Multi-Container Application Setup with Docker
Learn how to set up a complete multi-container application stack with Docker run commands. Covers networking, shared volumes, environment configuration, and orchestrating dependent services.
Detailed Explanation
Building a Complete Application Stack
Most real applications consist of multiple services: a web server, an API, a database, and a cache. While Docker Compose is the standard tool for multi-container orchestration, understanding how to wire containers together with docker run gives you deeper knowledge of how Docker networking and linking work.

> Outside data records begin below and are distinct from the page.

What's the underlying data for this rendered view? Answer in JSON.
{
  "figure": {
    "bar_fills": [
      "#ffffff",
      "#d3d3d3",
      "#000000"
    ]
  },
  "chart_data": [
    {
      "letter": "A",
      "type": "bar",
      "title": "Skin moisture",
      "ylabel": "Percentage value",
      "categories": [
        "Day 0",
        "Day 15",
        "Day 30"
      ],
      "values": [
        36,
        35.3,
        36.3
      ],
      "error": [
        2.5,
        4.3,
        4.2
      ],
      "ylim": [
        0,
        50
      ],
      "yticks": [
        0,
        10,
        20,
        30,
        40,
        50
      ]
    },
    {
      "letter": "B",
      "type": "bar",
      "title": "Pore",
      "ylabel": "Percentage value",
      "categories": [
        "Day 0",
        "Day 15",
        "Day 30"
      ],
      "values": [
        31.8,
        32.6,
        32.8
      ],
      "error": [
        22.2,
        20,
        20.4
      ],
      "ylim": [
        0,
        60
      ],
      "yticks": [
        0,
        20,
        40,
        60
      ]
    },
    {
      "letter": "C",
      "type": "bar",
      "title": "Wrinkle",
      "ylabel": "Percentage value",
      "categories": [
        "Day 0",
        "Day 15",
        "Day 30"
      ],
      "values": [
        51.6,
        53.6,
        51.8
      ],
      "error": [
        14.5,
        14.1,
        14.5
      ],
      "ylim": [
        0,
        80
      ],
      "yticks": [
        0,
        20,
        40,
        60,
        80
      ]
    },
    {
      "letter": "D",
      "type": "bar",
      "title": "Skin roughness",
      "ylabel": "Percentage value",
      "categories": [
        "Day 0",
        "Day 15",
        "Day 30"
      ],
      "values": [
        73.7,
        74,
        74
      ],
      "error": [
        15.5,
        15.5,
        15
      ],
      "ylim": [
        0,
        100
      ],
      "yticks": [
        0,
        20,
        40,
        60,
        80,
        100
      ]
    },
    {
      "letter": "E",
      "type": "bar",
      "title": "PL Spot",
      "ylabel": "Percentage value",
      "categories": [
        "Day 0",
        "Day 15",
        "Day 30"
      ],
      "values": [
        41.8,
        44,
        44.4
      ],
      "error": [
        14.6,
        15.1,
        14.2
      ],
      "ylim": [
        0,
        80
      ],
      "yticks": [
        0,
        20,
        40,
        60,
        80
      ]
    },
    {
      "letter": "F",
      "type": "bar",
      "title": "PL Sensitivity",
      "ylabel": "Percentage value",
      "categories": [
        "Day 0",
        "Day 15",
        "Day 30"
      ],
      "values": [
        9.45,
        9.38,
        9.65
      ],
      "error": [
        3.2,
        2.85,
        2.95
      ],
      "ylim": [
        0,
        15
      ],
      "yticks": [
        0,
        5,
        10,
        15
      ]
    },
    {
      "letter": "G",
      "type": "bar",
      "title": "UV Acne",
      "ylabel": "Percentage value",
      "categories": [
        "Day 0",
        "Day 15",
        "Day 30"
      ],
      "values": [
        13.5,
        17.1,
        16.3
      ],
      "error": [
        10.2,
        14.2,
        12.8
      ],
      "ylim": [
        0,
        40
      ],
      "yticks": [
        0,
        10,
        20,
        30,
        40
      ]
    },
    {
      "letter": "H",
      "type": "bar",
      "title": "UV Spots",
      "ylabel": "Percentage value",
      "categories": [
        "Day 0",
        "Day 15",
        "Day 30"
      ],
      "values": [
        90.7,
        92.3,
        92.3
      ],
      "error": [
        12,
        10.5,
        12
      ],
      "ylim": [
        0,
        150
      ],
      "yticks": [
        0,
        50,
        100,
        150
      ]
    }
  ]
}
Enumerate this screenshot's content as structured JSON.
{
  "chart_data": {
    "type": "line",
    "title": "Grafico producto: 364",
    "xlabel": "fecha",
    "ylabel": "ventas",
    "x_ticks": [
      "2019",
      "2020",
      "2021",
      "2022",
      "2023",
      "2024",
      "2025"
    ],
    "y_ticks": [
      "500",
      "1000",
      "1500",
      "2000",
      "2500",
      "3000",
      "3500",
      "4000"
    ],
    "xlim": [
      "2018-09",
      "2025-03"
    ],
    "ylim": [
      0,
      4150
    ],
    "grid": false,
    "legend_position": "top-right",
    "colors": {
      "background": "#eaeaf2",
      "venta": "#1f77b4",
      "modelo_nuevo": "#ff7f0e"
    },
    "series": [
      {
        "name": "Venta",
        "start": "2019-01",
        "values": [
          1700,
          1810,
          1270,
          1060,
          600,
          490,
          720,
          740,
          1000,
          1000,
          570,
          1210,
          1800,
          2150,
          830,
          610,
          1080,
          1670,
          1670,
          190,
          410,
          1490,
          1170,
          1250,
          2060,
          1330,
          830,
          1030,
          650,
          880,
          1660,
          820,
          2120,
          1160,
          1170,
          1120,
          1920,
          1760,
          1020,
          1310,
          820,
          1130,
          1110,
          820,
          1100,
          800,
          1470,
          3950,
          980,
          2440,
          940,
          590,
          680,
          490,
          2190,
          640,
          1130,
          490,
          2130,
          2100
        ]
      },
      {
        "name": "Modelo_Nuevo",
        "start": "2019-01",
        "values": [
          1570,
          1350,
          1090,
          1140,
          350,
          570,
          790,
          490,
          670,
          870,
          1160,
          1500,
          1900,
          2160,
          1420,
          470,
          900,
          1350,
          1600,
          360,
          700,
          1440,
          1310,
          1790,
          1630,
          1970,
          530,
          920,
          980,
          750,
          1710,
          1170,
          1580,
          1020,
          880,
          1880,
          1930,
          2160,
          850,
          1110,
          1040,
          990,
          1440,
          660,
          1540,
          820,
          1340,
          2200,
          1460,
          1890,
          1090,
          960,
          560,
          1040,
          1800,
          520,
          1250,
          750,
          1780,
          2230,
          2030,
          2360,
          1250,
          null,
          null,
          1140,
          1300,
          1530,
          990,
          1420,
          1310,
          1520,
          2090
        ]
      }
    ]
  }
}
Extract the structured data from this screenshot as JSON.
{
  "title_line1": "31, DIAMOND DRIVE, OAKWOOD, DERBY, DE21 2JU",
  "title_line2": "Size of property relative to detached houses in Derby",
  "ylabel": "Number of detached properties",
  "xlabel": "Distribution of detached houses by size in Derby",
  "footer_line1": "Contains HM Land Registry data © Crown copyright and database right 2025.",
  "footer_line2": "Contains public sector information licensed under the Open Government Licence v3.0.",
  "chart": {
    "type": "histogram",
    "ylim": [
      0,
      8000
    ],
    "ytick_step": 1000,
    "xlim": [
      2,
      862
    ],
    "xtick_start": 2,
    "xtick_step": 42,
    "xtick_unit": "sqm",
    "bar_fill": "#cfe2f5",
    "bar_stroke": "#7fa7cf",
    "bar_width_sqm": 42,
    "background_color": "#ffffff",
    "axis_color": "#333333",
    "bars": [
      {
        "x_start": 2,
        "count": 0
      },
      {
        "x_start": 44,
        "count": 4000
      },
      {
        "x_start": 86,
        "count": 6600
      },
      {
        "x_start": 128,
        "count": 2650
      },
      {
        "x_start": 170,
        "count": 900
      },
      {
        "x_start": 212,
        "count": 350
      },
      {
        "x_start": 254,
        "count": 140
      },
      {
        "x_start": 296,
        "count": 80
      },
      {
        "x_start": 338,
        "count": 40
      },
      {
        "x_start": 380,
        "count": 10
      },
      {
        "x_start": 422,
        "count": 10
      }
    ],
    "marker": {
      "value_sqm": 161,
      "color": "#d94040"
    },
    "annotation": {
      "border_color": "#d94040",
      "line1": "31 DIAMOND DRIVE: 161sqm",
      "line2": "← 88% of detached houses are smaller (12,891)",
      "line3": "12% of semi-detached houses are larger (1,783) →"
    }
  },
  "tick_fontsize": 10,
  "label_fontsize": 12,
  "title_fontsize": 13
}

Example Stack: Web + API + Database + Cache
Let's build a four-container stack step by step:
Step 1: Create a shared network
docker network create myapp-net
Step 2: Start the database
docker run -d \
--name myapp-db \
--network myapp-net \
--restart unless-stopped \
-e POSTGRES_USER=app \
-e POSTGRES_PASSWORD=dbpass123 \
-e POSTGRES_DB=myapp \
-v myapp-pgdata:/var/lib/postgresql/data \
postgres:16
Step 3: Start the cache
docker run -d \
--name myapp-cache \
--network myapp-net \
--restart unless-stopped \
--memory 256m \
redis:7-alpine \
redis-server --maxmemory 128mb --maxmemory-policy allkeys-lru
Step 4: Start the API server
docker run -d \
--name myapp-api \
--network myapp-net \
--restart unless-stopped \
-e DATABASE_URL=postgres://app:dbpass123@myapp-db:5432/myapp \
-e REDIS_URL=redis://myapp-cache:6379 \
-e NODE_ENV=production \
my-api-image
Step 5: Start the web server (reverse proxy)
docker run -d \
--name myapp-web \
--network myapp-net \
--restart unless-stopped \
-p 80:80 \
-p 443:443 \
-v $(pwd)/nginx.conf:/etc/nginx/conf.d/default.conf:ro \
nginx:alpine
Service Start Order
Containers should start in dependency order:
- Database (no dependencies)
- Cache (no dependencies)
- API (depends on database and cache)
- Web (depends on API)
Unlike Docker Compose, docker run does not have built-in dependency management. Your application should implement connection retry logic to handle temporary unavailability during startup.
Health Checks
Add health checks to verify services are actually ready:
docker run -d \
--name myapp-db \
--network myapp-net \
--health-cmd="pg_isready -U app" \
--health-interval=10s \
--health-timeout=5s \
--health-retries=5 \
-e POSTGRES_USER=app \
-e POSTGRES_PASSWORD=dbpass123 \
postgres:16
Cleanup Script
A complete teardown script:
#!/bin/bash
docker stop myapp-web myapp-api myapp-cache myapp-db
docker rm myapp-web myapp-api myapp-cache myapp-db
docker network rm myapp-net
# Optionally remove volumes:
# docker volume rm myapp-pgdata
When to Migrate to Docker Compose
Use docker run scripts for:
- Learning and experimentation
- Simple two-container setups
- CI/CD pipelines with custom orchestration
Switch to Docker Compose when:
- You have 3+ containers that are regularly started together
- You need dependency ordering and health check integration
- Multiple team members need a reproducible setup
- Environment variables are complex and environment-specific
Monitoring the Stack
# View all running containers
docker ps
# View resource usage
docker stats
# View logs from all containers
docker logs myapp-web
docker logs myapp-api
docker logs myapp-db
docker logs myapp-cache
Use Case
Setting up a complete local development stack with a web server, API, database, and cache, where all services communicate over an internal Docker network and data persists across restarts.